Abstract

We have investigated the effect of a solidifying crust on the dynamics and surface morphology of radial viscous-gravity currents. Liquid polyethylene glycol was admitted into the base of a tank filled with cold sucrose solution maintained at a temperature below the wax freezing point. As the radial current advanced away from the inlet, its surface solidified and deformed through a combination of folding and fracturing. For the warmest experiments, during which solidification did not occur, the radius of the current increased in proportion to the square root of time, as demonstrated both experimentally and theoretically for isothermal viscous fluids by Huppert (1982). When cooling was sufficiently rapid, solid crust formed and caused the spreading rate to decrease.
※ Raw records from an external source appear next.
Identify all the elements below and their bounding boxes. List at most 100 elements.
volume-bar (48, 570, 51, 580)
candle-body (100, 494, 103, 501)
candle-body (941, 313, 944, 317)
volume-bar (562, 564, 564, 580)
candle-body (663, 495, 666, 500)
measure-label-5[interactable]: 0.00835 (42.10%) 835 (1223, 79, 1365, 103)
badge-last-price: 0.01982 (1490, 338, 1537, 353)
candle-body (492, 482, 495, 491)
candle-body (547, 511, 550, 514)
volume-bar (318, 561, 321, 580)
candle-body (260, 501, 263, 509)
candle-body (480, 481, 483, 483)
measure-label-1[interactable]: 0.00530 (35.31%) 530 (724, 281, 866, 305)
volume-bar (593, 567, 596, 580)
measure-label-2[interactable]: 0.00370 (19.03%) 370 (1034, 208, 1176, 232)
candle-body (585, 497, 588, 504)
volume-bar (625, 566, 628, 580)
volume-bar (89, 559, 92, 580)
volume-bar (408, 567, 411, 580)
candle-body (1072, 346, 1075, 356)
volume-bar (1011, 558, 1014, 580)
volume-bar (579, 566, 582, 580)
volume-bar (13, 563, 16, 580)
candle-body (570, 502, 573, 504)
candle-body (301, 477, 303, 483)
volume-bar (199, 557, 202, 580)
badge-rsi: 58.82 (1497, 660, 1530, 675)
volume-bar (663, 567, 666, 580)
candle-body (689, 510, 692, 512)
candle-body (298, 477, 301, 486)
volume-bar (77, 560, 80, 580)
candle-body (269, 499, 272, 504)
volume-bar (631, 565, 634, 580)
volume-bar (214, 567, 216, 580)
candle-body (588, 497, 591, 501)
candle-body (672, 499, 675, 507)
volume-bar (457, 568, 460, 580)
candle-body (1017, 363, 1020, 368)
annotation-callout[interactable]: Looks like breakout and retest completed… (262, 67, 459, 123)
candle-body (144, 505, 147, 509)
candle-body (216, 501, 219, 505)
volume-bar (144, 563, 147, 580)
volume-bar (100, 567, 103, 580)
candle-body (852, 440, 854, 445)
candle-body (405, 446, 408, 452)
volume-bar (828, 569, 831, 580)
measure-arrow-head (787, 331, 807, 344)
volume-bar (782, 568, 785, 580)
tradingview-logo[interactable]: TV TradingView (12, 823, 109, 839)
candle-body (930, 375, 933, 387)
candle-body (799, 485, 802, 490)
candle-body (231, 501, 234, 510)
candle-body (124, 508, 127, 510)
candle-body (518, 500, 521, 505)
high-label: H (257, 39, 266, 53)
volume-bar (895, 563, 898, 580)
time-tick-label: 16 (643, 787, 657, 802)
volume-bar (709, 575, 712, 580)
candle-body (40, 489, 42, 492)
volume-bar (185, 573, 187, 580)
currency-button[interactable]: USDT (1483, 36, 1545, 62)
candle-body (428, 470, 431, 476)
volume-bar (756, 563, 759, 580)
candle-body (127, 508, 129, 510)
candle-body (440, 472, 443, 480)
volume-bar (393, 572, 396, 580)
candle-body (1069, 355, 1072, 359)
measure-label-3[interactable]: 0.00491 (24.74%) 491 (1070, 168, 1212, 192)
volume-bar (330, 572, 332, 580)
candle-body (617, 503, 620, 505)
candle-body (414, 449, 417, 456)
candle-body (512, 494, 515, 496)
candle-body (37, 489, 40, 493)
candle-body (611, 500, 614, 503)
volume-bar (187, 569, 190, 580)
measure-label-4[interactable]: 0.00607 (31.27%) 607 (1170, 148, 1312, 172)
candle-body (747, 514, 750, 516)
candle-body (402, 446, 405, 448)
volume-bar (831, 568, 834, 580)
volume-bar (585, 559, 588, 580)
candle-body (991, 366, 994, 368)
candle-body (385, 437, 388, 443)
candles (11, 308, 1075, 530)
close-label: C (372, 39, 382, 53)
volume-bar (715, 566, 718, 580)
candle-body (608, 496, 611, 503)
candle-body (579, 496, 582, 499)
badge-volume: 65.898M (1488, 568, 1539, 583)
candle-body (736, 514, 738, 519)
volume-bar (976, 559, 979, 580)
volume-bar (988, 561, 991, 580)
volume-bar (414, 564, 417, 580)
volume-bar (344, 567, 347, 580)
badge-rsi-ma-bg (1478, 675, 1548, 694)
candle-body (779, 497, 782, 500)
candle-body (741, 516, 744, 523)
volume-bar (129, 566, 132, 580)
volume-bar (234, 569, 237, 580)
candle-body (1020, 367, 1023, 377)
A cooling model combining conduction in the wax with convection in the sucrose solution predicts the distance from the source at which the solid crust first appearedProgressively colder experiments revealed a sequence of surface morphologies which resembled features observed on cooling lava flows and lava lakes. Flows in which crust formed very slowly developed marginal levees which contained and channelled the main portion of the current. Colder flows with more rapid crust growth formed regularly spaced surface folds, multi-armed rift structures complete with shear offsets, and bulbous lobate forms similar to pillow lavas seen under the ocean. The same transitions between modes of surface deformation were also generated by keeping the ambient water temperature constant and decreasing the extrusion rate. This demonstration that surfaces can exhibit a well-defined sequence of morphologies which depend on the underlying flow conditions offers the prospect of more successful interpretation of natural lava flows.